13. Renforcer et améliorer notre initiative : l’offensive actuellement en cours requiert une capacité de défense de plus en plus forte et améliorée mais également une capacité de réponse du syndicat à tous les niveaux. Le fondement d’une véritable « campagne » syndicale en mesure de répondre à celle à laquelle nous sommes quotidiennement appelés à faire face, surtout dans certains pays, requiert un système plus fort et efficace d’échange des connaissances et des informations à tous les niveaux. De ce point de vue, l’expérience du « groupe de Doorn » se révèle d’une extraordinaire utilité, comme le confirme la récente initiative menée à Berlin au mois d’octobre dernier.

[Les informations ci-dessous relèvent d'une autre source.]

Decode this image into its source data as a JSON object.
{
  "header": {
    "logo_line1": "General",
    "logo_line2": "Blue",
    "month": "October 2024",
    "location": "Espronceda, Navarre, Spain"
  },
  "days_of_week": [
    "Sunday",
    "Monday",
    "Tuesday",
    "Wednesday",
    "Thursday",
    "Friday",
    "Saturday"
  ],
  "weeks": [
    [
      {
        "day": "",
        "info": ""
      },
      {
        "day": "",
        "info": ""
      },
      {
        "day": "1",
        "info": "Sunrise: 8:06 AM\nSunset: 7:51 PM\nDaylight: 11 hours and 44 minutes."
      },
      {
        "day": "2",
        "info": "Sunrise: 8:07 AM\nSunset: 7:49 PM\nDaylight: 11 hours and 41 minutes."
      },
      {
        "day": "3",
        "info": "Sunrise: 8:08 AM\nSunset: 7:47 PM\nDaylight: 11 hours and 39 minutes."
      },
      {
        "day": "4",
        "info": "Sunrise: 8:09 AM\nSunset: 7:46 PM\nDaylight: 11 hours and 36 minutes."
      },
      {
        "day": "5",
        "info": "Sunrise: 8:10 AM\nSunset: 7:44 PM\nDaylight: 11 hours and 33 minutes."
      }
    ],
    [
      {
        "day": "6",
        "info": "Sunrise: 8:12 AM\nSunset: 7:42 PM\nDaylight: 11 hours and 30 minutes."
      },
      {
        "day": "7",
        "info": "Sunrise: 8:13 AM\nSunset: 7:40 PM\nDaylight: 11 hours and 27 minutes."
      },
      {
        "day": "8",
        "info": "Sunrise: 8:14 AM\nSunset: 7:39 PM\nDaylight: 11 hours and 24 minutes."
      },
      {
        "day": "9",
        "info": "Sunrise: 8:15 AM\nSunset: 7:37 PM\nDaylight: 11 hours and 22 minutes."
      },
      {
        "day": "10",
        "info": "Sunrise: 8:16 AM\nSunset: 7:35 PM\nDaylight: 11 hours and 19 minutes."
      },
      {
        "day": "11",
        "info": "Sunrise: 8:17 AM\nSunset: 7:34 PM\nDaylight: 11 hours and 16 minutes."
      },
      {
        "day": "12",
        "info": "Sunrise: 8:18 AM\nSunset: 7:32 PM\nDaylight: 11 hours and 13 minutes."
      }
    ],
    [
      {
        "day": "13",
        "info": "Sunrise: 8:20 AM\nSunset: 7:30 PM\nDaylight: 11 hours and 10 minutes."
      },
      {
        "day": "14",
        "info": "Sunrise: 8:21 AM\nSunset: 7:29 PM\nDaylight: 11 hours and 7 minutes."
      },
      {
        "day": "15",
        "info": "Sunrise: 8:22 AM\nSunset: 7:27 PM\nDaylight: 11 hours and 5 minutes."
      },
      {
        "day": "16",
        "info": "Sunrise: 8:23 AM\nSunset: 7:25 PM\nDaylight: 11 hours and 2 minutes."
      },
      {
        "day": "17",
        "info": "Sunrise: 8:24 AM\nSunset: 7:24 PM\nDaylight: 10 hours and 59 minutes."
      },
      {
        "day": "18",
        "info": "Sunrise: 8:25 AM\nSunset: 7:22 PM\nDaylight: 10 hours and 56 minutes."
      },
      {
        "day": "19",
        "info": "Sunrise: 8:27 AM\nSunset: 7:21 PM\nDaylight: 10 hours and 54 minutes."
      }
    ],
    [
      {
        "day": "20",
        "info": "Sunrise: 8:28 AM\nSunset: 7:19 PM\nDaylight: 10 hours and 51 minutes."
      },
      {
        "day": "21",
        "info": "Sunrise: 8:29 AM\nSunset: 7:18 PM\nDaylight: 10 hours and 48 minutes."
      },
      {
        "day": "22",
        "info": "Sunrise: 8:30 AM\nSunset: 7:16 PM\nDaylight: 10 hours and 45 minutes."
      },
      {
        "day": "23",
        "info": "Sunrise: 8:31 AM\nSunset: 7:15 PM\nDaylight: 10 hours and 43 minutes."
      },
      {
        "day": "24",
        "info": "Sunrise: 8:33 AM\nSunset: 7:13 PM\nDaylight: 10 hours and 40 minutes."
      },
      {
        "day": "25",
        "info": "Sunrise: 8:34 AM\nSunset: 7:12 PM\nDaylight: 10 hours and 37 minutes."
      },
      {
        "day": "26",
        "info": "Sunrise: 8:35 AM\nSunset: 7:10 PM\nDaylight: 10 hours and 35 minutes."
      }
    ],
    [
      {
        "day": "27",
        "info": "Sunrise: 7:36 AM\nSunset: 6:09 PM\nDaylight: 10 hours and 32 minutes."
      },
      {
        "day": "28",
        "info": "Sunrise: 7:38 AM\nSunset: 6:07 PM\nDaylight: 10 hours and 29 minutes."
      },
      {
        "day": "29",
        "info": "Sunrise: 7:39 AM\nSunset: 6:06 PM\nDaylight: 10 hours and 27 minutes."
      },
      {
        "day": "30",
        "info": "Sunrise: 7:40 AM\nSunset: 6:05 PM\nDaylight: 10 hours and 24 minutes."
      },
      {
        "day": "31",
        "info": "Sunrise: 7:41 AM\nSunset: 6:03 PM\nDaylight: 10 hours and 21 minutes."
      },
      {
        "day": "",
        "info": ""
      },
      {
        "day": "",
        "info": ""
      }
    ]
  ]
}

La Comité exécutif s’est pleinement engagée dans la poursuite de cet objectif tant à travers le travail permanent du comité de coordination des négociations collectives qu’à travers la réalisation de sites web appropriés pour permettre l’accès en temps réel à des thèmes particuliers, tout d’abord pour le temps de travail ; ou à travers le renforcement des bulletins d’information ; la meilleure définition des questionnaires et des rapports nationaux sur les négociations ; la disponibilité pour un travail de plus en plus étroit au niveau national - comme par exemple dans le cas des pays de la zone Euro - et sectoriel. Le tout pour confirmer que le renforcement des contenus des négociations collectives à tous les niveaux constitue l’une des priorités stratégiques fondamentales pour la réalisation d’une Europe plus juste et plus solidaire.